Belirleyici olan AB ve ABD'nin
durumu Doğu Asya'da ekonomik büyümenin
2012 ve 2013 yıllarında yüzde 6,9 oranına düşmesinin beklendiği bildirilen
raporda, bölgenin en büyük ekonomisi olan Çin'deki ekonomik büyümenin de yüzde
9,3'den 2012'de yüzde 8,7'ye düşmesinin öngörüldüğü kaydedildi.

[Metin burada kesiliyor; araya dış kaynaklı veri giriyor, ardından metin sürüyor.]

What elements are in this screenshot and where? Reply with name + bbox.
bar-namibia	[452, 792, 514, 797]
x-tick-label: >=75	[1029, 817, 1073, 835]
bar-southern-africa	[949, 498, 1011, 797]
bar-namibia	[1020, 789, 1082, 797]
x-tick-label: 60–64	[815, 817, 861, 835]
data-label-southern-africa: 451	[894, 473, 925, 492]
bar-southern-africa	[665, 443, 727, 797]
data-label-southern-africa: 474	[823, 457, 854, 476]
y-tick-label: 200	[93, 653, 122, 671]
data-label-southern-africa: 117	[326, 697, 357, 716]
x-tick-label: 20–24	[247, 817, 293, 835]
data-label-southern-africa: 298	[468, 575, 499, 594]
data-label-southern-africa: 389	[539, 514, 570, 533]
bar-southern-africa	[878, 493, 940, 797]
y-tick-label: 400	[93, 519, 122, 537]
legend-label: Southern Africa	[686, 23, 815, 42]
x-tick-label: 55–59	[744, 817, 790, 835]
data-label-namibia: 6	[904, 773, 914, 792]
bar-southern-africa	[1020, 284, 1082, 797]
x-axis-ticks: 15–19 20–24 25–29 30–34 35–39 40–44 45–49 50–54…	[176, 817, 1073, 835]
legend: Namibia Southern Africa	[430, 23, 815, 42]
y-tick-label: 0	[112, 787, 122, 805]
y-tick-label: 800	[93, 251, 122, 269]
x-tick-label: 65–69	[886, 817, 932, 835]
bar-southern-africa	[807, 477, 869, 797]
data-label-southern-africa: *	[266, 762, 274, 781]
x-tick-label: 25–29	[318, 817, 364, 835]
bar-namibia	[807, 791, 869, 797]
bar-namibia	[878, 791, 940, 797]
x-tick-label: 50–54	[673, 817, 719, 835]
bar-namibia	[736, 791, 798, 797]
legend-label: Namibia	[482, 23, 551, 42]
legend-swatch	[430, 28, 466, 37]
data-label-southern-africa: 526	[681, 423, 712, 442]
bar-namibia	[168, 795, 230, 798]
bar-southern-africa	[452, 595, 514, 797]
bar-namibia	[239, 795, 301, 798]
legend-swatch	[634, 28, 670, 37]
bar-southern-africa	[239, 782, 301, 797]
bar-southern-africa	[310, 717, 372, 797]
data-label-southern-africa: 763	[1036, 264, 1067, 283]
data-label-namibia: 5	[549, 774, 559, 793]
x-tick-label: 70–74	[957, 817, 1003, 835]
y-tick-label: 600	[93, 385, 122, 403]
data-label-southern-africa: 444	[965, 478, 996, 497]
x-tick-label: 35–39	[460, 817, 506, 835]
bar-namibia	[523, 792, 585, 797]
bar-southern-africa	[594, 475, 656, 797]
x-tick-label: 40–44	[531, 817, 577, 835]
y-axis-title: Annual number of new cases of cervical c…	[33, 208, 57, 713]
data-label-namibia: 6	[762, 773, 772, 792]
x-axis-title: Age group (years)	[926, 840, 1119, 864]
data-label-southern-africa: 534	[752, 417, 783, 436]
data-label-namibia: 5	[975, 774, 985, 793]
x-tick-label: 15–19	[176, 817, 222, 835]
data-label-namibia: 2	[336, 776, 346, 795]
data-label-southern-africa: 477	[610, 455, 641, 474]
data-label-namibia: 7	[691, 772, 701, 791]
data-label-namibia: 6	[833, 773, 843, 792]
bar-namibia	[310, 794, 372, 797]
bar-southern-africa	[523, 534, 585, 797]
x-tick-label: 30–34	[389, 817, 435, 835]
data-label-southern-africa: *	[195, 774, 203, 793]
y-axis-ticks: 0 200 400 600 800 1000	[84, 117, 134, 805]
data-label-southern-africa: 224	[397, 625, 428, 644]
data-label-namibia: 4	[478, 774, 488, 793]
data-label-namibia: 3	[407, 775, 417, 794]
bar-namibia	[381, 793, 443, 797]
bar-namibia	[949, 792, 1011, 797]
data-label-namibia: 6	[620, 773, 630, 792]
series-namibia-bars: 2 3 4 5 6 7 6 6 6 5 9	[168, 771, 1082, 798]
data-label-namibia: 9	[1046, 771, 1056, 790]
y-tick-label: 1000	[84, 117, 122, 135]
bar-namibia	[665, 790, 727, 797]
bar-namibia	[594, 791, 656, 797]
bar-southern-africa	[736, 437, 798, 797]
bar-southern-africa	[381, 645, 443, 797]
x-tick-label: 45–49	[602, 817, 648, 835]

Raporda Güney Asya, Latin Amerika ve Karayip
bölgelerinin durumunun büyük oranda AB ve ABD ekonomilerinin durumuna bağlı
olduğu, çünkü AB ve ABD'nin bu bölgelerin en büyük ihracat pazarları ve turizm
gelir kaynakları olduğuna işaret edildi. Raporda Latin Amerika'nın önemli
yatırımcısı olan Çin'in ekonomik yavaşlamasının, Güney Amerika bölgesini de
olumsuz etkileyeceği vurgulandı. Raporla ilgili
olarak Meksika'da düzenlenen basın toplantısında konuşan BM ekonomisti Rob Vos,
''Avrupa ve ABD'de ekonomik durumun daha da kötüye gitme riski arttı. Bu yüzden
Güney Amerika ve Karayip ekonomileri bundan büyük zarar görecek ve ekonomik
büyümeleri yüzde 1'in altına düşebilecek. ABD ekonomisinin durumundan dolayı
Brezilya ve Meksika durgunluğa gidiyor'' diye konuştu.
Türkiye
Raporda Türkiye 'Batı Asya' coğrafi
bölgesinde yer aldı ve 2011 yılının ikinci yarısında güçlü ekonomik
faaliyetlerin biraz zayıfladığı, ekonomik büyümedeki ivmenin yavaşladığı, bu
yavaşlama eğiliminin 2012 yılında da süreceği, enflasyonun ise artmasının
öngörüldüğü belirtildi. 2011 yılında Türkiye'nin cari açığının GSYH'nın yüzde
10'una kadar genişlediği de anımsatıldı. Raporda, Türkiye'deki ekonomik
büyümenin 2012 yılında yüzde 3,2 oranında, 2013 yılında ise yüzde 5,4 oranında
olacağı öngörüsünde bulunuldu. Diğer
belli başlı bölgeler ve ülkelerdeki oranlar
Büyüme oranlarının AB ülkeleri için 2012
yılında yüzde 0,7, 2013 yılında 1,7; gelişmiş ülkeler için 2012'de yüzde 1,3,
2013'de ise yüzde 1,9; gelişmekte olan ülkeler için 2012 yılında yüzde 5,6, 2013
yılında 5,9 oranında olmasının öngörüldüğü kaydedildi. Raporda, ABD'nin
ekonomik büyümesinin 2012 yılında yüzde 1,5, 2013 yılında yüzde 2, en fazla
büyümenin kaydedildiği Çin'de ise ekonomik büyümenin 2012 yılında yüzde 8,7,
2013'te ise yüzde 8,5 oranında olacağı öngörüldü.